REPUBLIKA.CO.ID, JAKARTA -- Anggota Ikatan Ahli Geologi Indonesia (IAGI), Rovicky Dwi Putrohari, dalam tulisannya tentang ''Rahasia Air Zamzam'' menyebutkan, dalam sebuah uji pemompaan (pump test), sumur ini mampu mengalirkan air sebesar 11-18.5 liter per detik atau mencapai 660 liter per menit atau sekitar 40 ribu liter per jam. Ini dilakukan sebelum tahun 1950-an.
Kemudian, pada tahun 1953, dibangunlah pompa air. Pompa ini menyalurkan air dari sumur ke bak penampungan air dan di antaranya juga ke keran-keran yang ada di sekitar sumur zamzam. Pada saat dilakukan pengujian, pada pemompaan 8000 liter per detik selama 24 jam, air yang ada dalam sumur zamzam mengalami penyusutan sedalam 3,23 meter.
Dan, ketika pemompaan dihentikan, hanya dalam waktu 11 menit kemudian permukaan sumur kembali ke asalnya. Padahal, jarak Kota Makkah ke laut (pantai) sejauh 75 kilometer. Ini menunjukkan bahwa banyak air yang tersimpan dalam sumur zamzam hasil dari rekahan (celah) bebatuan yang ada pada perbukitan di sekitar Makkah.
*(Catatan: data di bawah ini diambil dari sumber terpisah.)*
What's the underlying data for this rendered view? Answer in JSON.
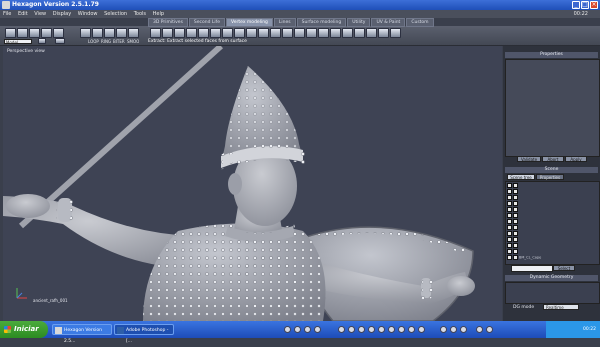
{
  "window": {
    "title": "Hexagon Version 2.5.1.79",
    "clock": "00:22"
  },
  "menu": [
    "File",
    "Edit",
    "View",
    "Display",
    "Window",
    "Selection",
    "Tools",
    "Help"
  ],
  "tabs": [
    {
      "label": "3D Primitives",
      "active": false
    },
    {
      "label": "Second Life",
      "active": false
    },
    {
      "label": "Vertex modeling",
      "active": true
    },
    {
      "label": "Lines",
      "active": false
    },
    {
      "label": "Surface modeling",
      "active": false
    },
    {
      "label": "Utility",
      "active": false
    },
    {
      "label": "UV & Paint",
      "active": false
    },
    {
      "label": "Custom",
      "active": false
    }
  ],
  "toolbar": {
    "combo_value": "Model",
    "status_message": "Extract: Extract selected faces from surface",
    "loop_label": "LOOP",
    "ring_label": "RING",
    "biter_label": "BITER",
    "smooth_label": "SMOO"
  },
  "viewport": {
    "label": "Perspective view",
    "object_label": "ancient_rafh_001"
  },
  "panels": {
    "properties": {
      "title": "Properties",
      "validate": "Validate",
      "abort": "Abort",
      "apply": "Apply"
    },
    "scene": {
      "title": "Scene",
      "tabs": [
        "Scene tree",
        "Properties"
      ],
      "items": [
        "",
        "",
        "",
        "",
        "",
        "",
        "",
        "",
        "",
        "",
        "",
        "",
        "BM_CL_Cape"
      ],
      "select_button": "Select"
    },
    "dynamic_geometry": {
      "title": "Dynamic Geometry",
      "mode_label": "DG mode",
      "mode_value": "Realtime"
    }
  },
  "taskbar": {
    "start": "Iniciar",
    "tasks": [
      "Hexagon Version 2.5...",
      "Adobe Photoshop - [..."
    ],
    "time": "00:22"
  },
  "colors": {
    "titlebar": "#245edb",
    "viewport_bg": "#3e4354",
    "taskbar": "#2457d0"
  }
}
Kemusykilan inilah yang kemudian 'mengusik' para ahli hidrogeologi untuk meneliti lebih lanjut tentang keanehan sumur zamzam. Dengan jarak yang relatif jauh dari laut, dari mana sumber air begitu cepat berkumpul kembali di sumur zamzam?
Rovicky dalam tulisannya menyebutkan, banyak celah atau rekahan bebatuan yang ada di sekitar tempat itu. Disebutkan, ada celah (rekahan) yang memanjang ke arah Hajar Aswad dengan panjang 75 cm dengan ketinggian 30 cm, juga beberapa celah kecil ke arah Shafa dan Marwah.
Keterangan geometris lainnya menyebutkan, celah sumur di bawah tempat tawaf sekitar 1,56 meter, kedalaman total dari bibir sumur 30 meter, kedalaman air dari bibir sumur sekitar empat meter, dan kedalaman mata air 13 meter. Dari mata air sampai dasar sumur mencapai 17 meter dan diameter sumur berkisar antara 1,46-2,66 meter. Celah-celah inilah yang kemudian memasok air ke sumur zamzam.
Mungkinkah air zamzam tercemar?
Pertanyaan ini sering kali diembuskan oleh kelompok yang tidak percaya akan keajaiban sumur zamzam ataupun mereka yang berusaha menyelamatkan sumur zamzam.
Tahun 1971, kata Rovicky, dilakukan penelitian hidrologi oleh seorang ahli hidrologi dari Pakistan bernama Tariq Hussain dan Moin Uddin Ahmed. Penelitian ini dipicu oleh pernyataan seorang doktor dari Mesir yang menyatakan bahwa air zamzam tercemar air limbah dan berbahaya untuk dikonsumsi.
''Tariq Hussain, termasuk saya (Rovicky--Red), dari sisi hidrogeologi, juga meragukan spekulasi adanya rekahan panjang yang menghubungkan laut merah dengan sumur zamzam karena Makkah terletak 75 Kilometer dari pinggir pantai,'' ujar Rovicky.
Hasil dari penelitian ini menyangkal dengan tegas tuduhan doktor Mesir tersebut. ''Namun, dari penelitian Tariq Hussain ini, kemudian memacu Pemerintah Arab Saudi untuk senantiasa memerhatikan sumur zamzam dan merawatnya dengan baik,'' jelas Rovicky yang juga anggota Himpunan Ahli Geofisika Indonesia (HAGI).
Langkah-langkah yang dilakukan badan riset sumur zamzam yang berada di bawah SGS (Saudi Geological Survey) bertugas untuk (a) memonitor dan memelihara sumur ini dari kekeringan; (b) menjaga urban di sekitar Wadi Ibrahim karena memengaruhi pengisian air; (c) mengatur aliran air dari daerah tangkapan air (recharge area); (d) memelihara pergerakan air tanah dan juga menjaga kualitas melalui bangunan kontrol; (e) meningkatkan (up-grade) pompa dan tangki-tangki penadah; serta (f) mengoptimalisasi suplai dan distribusi air zamzam.